La Collection « Tracts » propose de « faire entrer dans le débat » les femmes et les hommes de lettres « en accueillant des essais en prise avec leur temps mais riches de la distance propre à leur singularité ». Cette promesse est magistralement délivrée par François Sureau, avocat et écrivain, auteur du 8e ouvrage de cette collection. Il opère un diagnostic chirurgical et lance une alerte concernant l’une des mamelles de la République française : la liberté.
Il n’est pas le premier à explorer ce champ et à relever les diverses « atteintes et traverses » subies par cette « étincelle que l’homme avait reçue ou s’était donnée » et que « tout depuis les origines du monde [conspire] à éteindre ». À la différence de ceux qui l’ont précédé dans cet exercice, il ne se contente pas d’aligner des constats et d’établir le procès des pouvoirs concernés. Il commence même par rejeter une part importante des responsabilités sur le citoyen, devenu un « individu réclamant des droits pour lui et des supplices pour les autres. […] Les gouvernements n’ont pas changé » dans leur impatience de la liberté, mais « c’est le citoyen qui a disparu ». Néanmoins, il rappelle ensuite que, depuis 20 ans, les gouvernements ont été incapables « de doter, de commander, d’organiser leurs polices » et se sont contentés de « restreindre drastiquement les libertés pour conserver les faveurs du public et s’assurer de leur vote ».

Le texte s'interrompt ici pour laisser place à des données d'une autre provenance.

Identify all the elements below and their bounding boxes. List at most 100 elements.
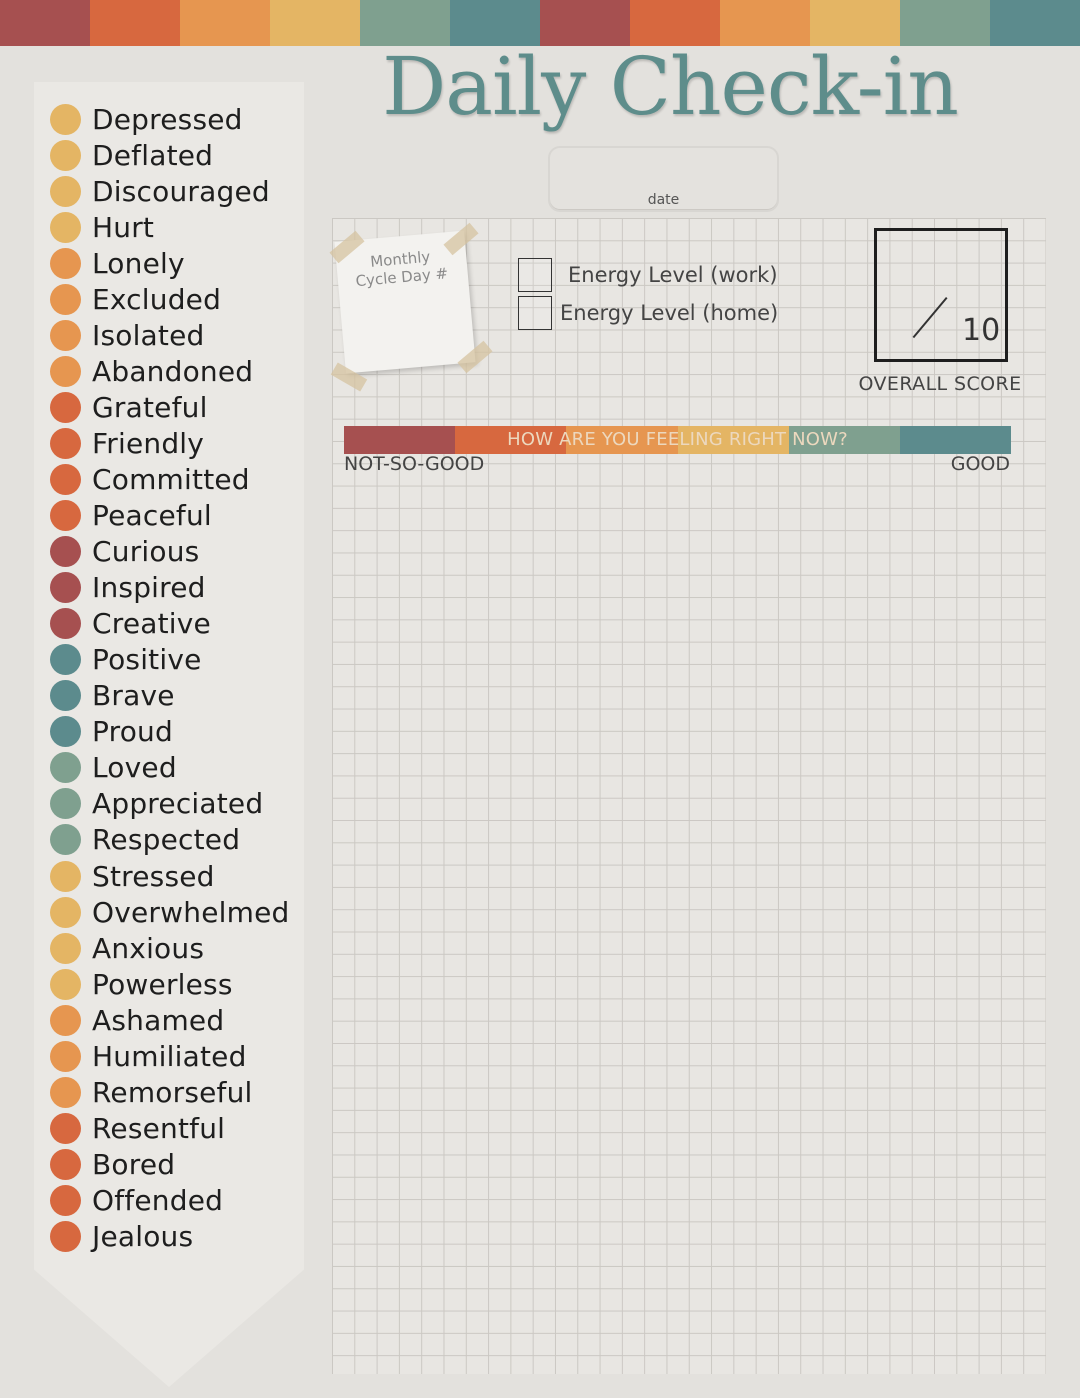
mood-item[interactable]: Abandoned (50, 353, 289, 389)
mood-color-dot[interactable] (50, 824, 81, 856)
mood-label: Overwhelmed (92, 895, 290, 929)
mood-item[interactable]: Appreciated (50, 786, 289, 822)
grid-paper[interactable] (332, 218, 1046, 1374)
mood-color-dot[interactable] (50, 319, 81, 351)
mood-item[interactable]: Inspired (50, 570, 289, 606)
mood-item[interactable]: Committed (50, 461, 289, 497)
stripe-segment (990, 0, 1080, 46)
mood-item[interactable]: Remorseful (50, 1074, 289, 1110)
mood-item[interactable]: Ashamed (50, 1002, 289, 1038)
mood-item[interactable]: Powerless (50, 966, 289, 1002)
mood-color-dot[interactable] (50, 1148, 81, 1180)
mood-label: Appreciated (92, 787, 264, 821)
energy-work-checkbox[interactable] (518, 258, 552, 292)
mood-label: Abandoned (92, 354, 254, 388)
mood-label: Deflated (92, 138, 214, 172)
mood-item[interactable]: Friendly (50, 425, 289, 461)
scale-low-label: NOT-SO-GOOD (344, 453, 485, 475)
mood-color-dot[interactable] (50, 391, 81, 423)
mood-item[interactable]: Resentful (50, 1110, 289, 1146)
mood-label: Depressed (92, 102, 243, 136)
mood-label: Isolated (92, 318, 205, 352)
mood-label: Friendly (92, 426, 205, 460)
mood-item[interactable]: Grateful (50, 389, 289, 425)
overall-score-label: OVERALL SCORE (858, 373, 1022, 395)
mood-color-dot[interactable] (50, 644, 81, 676)
mood-item[interactable]: Humiliated (50, 1038, 289, 1074)
mood-item[interactable]: Lonely (50, 245, 289, 281)
mood-item[interactable]: Hurt (50, 209, 289, 245)
energy-home-label: Energy Level (home) (560, 301, 779, 325)
mood-color-dot[interactable] (50, 1004, 81, 1036)
mood-color-dot[interactable] (50, 896, 81, 928)
mood-item[interactable]: Loved (50, 750, 289, 786)
mood-color-dot[interactable] (50, 608, 81, 640)
energy-home-checkbox[interactable] (518, 296, 552, 330)
mood-item[interactable]: Creative (50, 606, 289, 642)
stripe-segment (360, 0, 450, 46)
mood-item[interactable]: Deflated (50, 137, 289, 173)
mood-item[interactable]: Curious (50, 534, 289, 570)
date-label: date (647, 192, 680, 208)
mood-label: Humiliated (92, 1039, 247, 1073)
mood-label: Offended (92, 1183, 224, 1217)
mood-item[interactable]: Positive (50, 642, 289, 678)
mood-label: Committed (92, 462, 250, 496)
note-text: Monthly Cycle Day # (350, 246, 453, 291)
mood-item[interactable]: Jealous (50, 1218, 289, 1254)
mood-color-dot[interactable] (50, 1112, 81, 1144)
mood-list: Depressed Deflated Discouraged Hurt Lonely Ex… (50, 101, 289, 1255)
mood-item[interactable]: Respected (50, 822, 289, 858)
mood-color-dot[interactable] (50, 968, 81, 1000)
mood-color-dot[interactable] (50, 427, 81, 459)
mood-color-dot[interactable] (50, 1184, 81, 1216)
mood-color-dot[interactable] (50, 536, 81, 568)
mood-color-dot[interactable] (50, 788, 81, 820)
mood-color-dot[interactable] (50, 103, 81, 135)
mood-item[interactable]: Bored (50, 1146, 289, 1182)
mood-label: Stressed (92, 859, 215, 893)
mood-color-dot[interactable] (50, 752, 81, 784)
mood-item[interactable]: Stressed (50, 858, 289, 894)
mood-color-dot[interactable] (50, 175, 81, 207)
mood-color-dot[interactable] (50, 139, 81, 171)
stripe-segment (630, 0, 720, 46)
top-color-stripe (0, 0, 1080, 46)
mood-item[interactable]: Brave (50, 678, 289, 714)
mood-color-dot[interactable] (50, 572, 81, 604)
mood-color-dot[interactable] (50, 283, 81, 315)
mood-label: Respected (92, 823, 241, 857)
feeling-scale-bar[interactable] (344, 426, 1012, 454)
energy-work-row: Energy Level (work) (518, 258, 778, 292)
overall-score-box[interactable] (874, 228, 1008, 362)
mood-item[interactable]: Anxious (50, 930, 289, 966)
mood-color-dot[interactable] (50, 355, 81, 387)
mood-label: Jealous (92, 1219, 194, 1253)
mood-color-dot[interactable] (50, 500, 81, 532)
mood-item[interactable]: Depressed (50, 101, 289, 137)
mood-color-dot[interactable] (50, 463, 81, 495)
scale-high-label: GOOD (950, 453, 1010, 475)
mood-color-dot[interactable] (50, 680, 81, 712)
mood-item[interactable]: Offended (50, 1182, 289, 1218)
date-field[interactable]: date (548, 146, 779, 212)
mood-color-dot[interactable] (50, 932, 81, 964)
mood-color-dot[interactable] (50, 860, 81, 892)
mood-color-dot[interactable] (50, 247, 81, 279)
mood-item[interactable]: Proud (50, 714, 289, 750)
mood-color-dot[interactable] (50, 1076, 81, 1108)
mood-item[interactable]: Excluded (50, 281, 289, 317)
mood-item[interactable]: Peaceful (50, 498, 289, 534)
mood-label: Hurt (92, 210, 155, 244)
mood-label: Positive (92, 643, 202, 677)
mood-item[interactable]: Overwhelmed (50, 894, 289, 930)
mood-item[interactable]: Discouraged (50, 173, 289, 209)
mood-color-dot[interactable] (50, 1220, 81, 1252)
mood-label: Ashamed (92, 1003, 225, 1037)
stripe-segment (90, 0, 180, 46)
mood-color-dot[interactable] (50, 1040, 81, 1072)
mood-color-dot[interactable] (50, 716, 81, 748)
mood-item[interactable]: Isolated (50, 317, 289, 353)
mood-label: Lonely (92, 246, 185, 280)
mood-color-dot[interactable] (50, 211, 81, 243)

S’il comprend que le terrorisme ait pu justifier « les atteintes les plus spectaculaires aux grands principes », il relève qu’en dehors de ce contexte, « le législateur a préféré doter l’État du moyen de contrôler la participation individuelle de chacun à une manifestation », convoquant en l’espèce les dernières dispositions adoptées pour faire face aux excès des manifestations de gilets jaunes. Il reproche de même au Conseil constitutionnel de n’avoir « pas vraiment fait obstacle » à ces politiques répressives et de se porter complice du refus de payer le prix de la liberté, « apanage d’un citoyen soucieux de bâtir une société meilleure et non pas seulement le privilège d’un individu soucieux de sa jouissance personnelle ».
Pour lui, cette posture signe « la mort de la société politique », tout en laissant croire que « la répression pénale des symptômes » suffira à éteindre la violence sociale. Mais il ne tient pas les citoyens et gouvernements comme seuls acteurs du « mépris des droits », et dénonce « les auteurs du vingtième siècle » qui, à l’exception de quelques-uns – Camus, Paulhan, Mauriac ou Aron – ont « épousé la cause des totalitarismes de droite ou de gauche ». Cette sévère analyse s’achève sur le constat, partagé avec Simone Weil, d’un « monstre social [qui] nous dévore sans que nous parvenions jamais à le nommer », comme le démontre le projet du Parlement de voter « une loi imposant l’immatriculation des vélos »… Plus de gouvernement, plus de citoyens, plus d’antagonisme entre le citoyen et l’État.
Ce qui soutenait la démocratie « disparaît, privé d’objet, remplacé par l’antagonisme entre les groupes et les individus, par cette lutte de tous contre tous ». Et le pire pourrait advenir avec l’apparition de plus en plus fréquente, dans la gestion de l’ordre républicain, d’acteurs privés d’intelligences artificielles aux côtés des acteurs publics. Sans état d’âme, ils risquent de ne pas hésiter entre remplacer le chemin de « l’amour de la liberté » et construire l’autoroute de « la servitude consentie ».